Le verdict est tombé lundi 11 mai, soit avec deux jours de retard. Neuf candidats au départ, un seul à l’arrivée. Véron Mosengo Omba ira seul au scrutin du 20 mai pour prendre la tête de la FECOFA. Pas d’adversaire. Pas de débat. Pas de vote. Une investiture. Le Conor a normalisé pour lui. Depuis la CAF, il a validé pour son propre compte quand il a jugé la voie libre. Puis, la commission électorale a publié malgré elle, après des jours de doute, après avoir attendu les réponses à son courrier du 26 avril, sans succès. Sur le papier, tout est présenté comme conforme. Dans la réalité, tout sonne faux. Trois présidents de ligues ont sonné le tocsin, en vain. Le candidat Patrice Mangenda a osé tempêter, rien n’y a fait. Les ambitions de tous les autres concurrents? Étouffées. Déloyalement. Mardi sur son compte X, Romain Molina l’a dit sans détour: «La mascarade est totale en RDC».
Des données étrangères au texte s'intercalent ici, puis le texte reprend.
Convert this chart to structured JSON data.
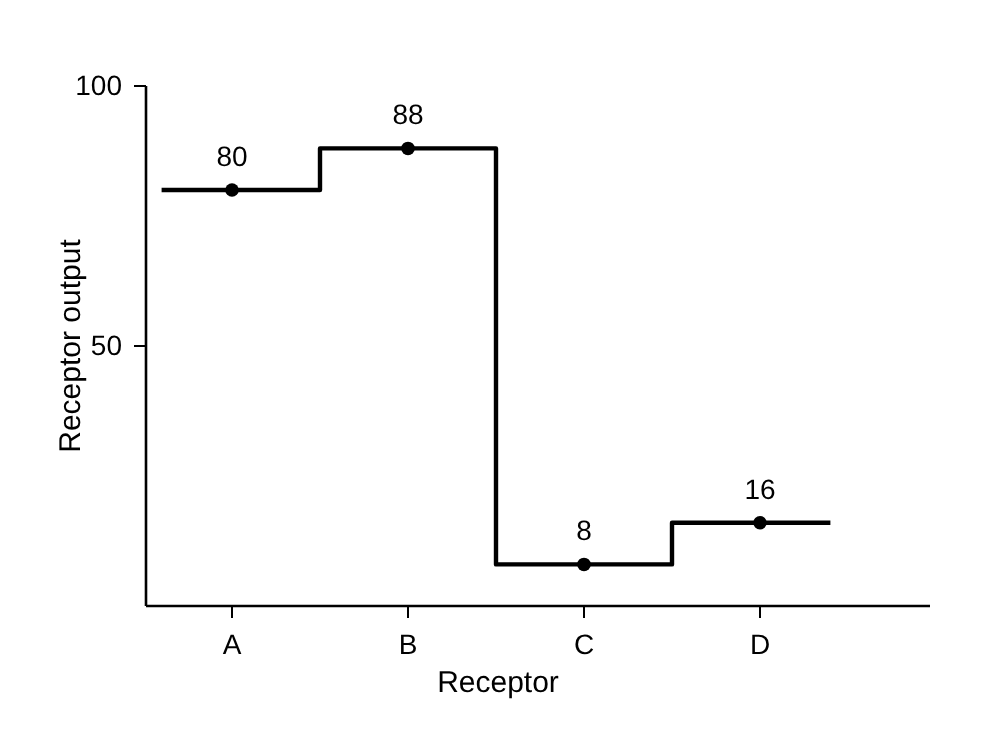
{
  "chart_data": {
    "type": "step",
    "xlabel": "Receptor",
    "ylabel": "Receptor output",
    "categories": [
      "A",
      "B",
      "C",
      "D"
    ],
    "values": [
      80,
      88,
      8,
      16
    ],
    "color": "#000000",
    "ylim": [
      0,
      100
    ],
    "yticks": [
      50,
      100
    ],
    "data_labels": true,
    "marker": "circle",
    "grid": false
  }
}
Des accusations de fraude. Un procès-verbal contesté. L’ingérence de la FIFA qui s’invite dans la danse. Mais il y a plus grave que la mascarade. Il y a qui en est l’unique bénéficiaire. Véron Mosengo n’est pas un outsider. Il est le système. Ancien Secrétaire général de la CAF de 2019 à 2024. Acteur clé de la mise en place du Conor, le 25 avril 2023 à Kinshasa. L’homme qui, depuis Le Caire, a dicté la feuille de route, nommé les hommes, entériné les textes. Le tuteur. Le régulateur. Le donneur de leçons d’éthique.
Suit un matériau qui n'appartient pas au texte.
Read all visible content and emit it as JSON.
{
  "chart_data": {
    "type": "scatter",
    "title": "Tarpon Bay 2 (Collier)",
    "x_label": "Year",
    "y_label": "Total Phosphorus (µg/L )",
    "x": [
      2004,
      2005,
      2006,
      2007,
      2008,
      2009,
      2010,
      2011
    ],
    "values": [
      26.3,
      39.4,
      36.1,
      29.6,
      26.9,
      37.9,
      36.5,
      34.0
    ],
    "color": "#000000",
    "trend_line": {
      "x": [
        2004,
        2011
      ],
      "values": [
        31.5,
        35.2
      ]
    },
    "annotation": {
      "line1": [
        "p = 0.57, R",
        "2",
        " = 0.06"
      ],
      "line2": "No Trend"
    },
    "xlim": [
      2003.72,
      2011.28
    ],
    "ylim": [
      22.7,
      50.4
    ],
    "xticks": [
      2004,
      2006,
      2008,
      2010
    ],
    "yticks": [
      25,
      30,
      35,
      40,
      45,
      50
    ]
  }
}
Justement. C’est là que le scandale change de nature. Car s’agissant de Mosengo, les circonstances ne sont pas atténuantes. Elles sont aggravées. Et aggravantes.
Quand un novice ignore le code d’éthique, il pèche par ignorance. Mais quand l’ancien patron de l’administration de la CAF foule aux pieds les articles 19, 20 et 27 sur les conflits d’intérêts et le devoir d’exemplarité, il pèche par calcul. Il sait.
Il a écrit la règle. Il a sanctionné en son nom. Et aujourd’hui, il s’en exonère. On n’attend pas du gardien du temple qu’il en perce le coffre. On attend de lui qu’il soit intraitable avec lui-même avant de l’être avec les autres. L’éthique n’est pas un costume que l’on enfile à Zurich et que l’on retire à Kinshasa. Elle est une, indivisible. Ou elle n’est pas.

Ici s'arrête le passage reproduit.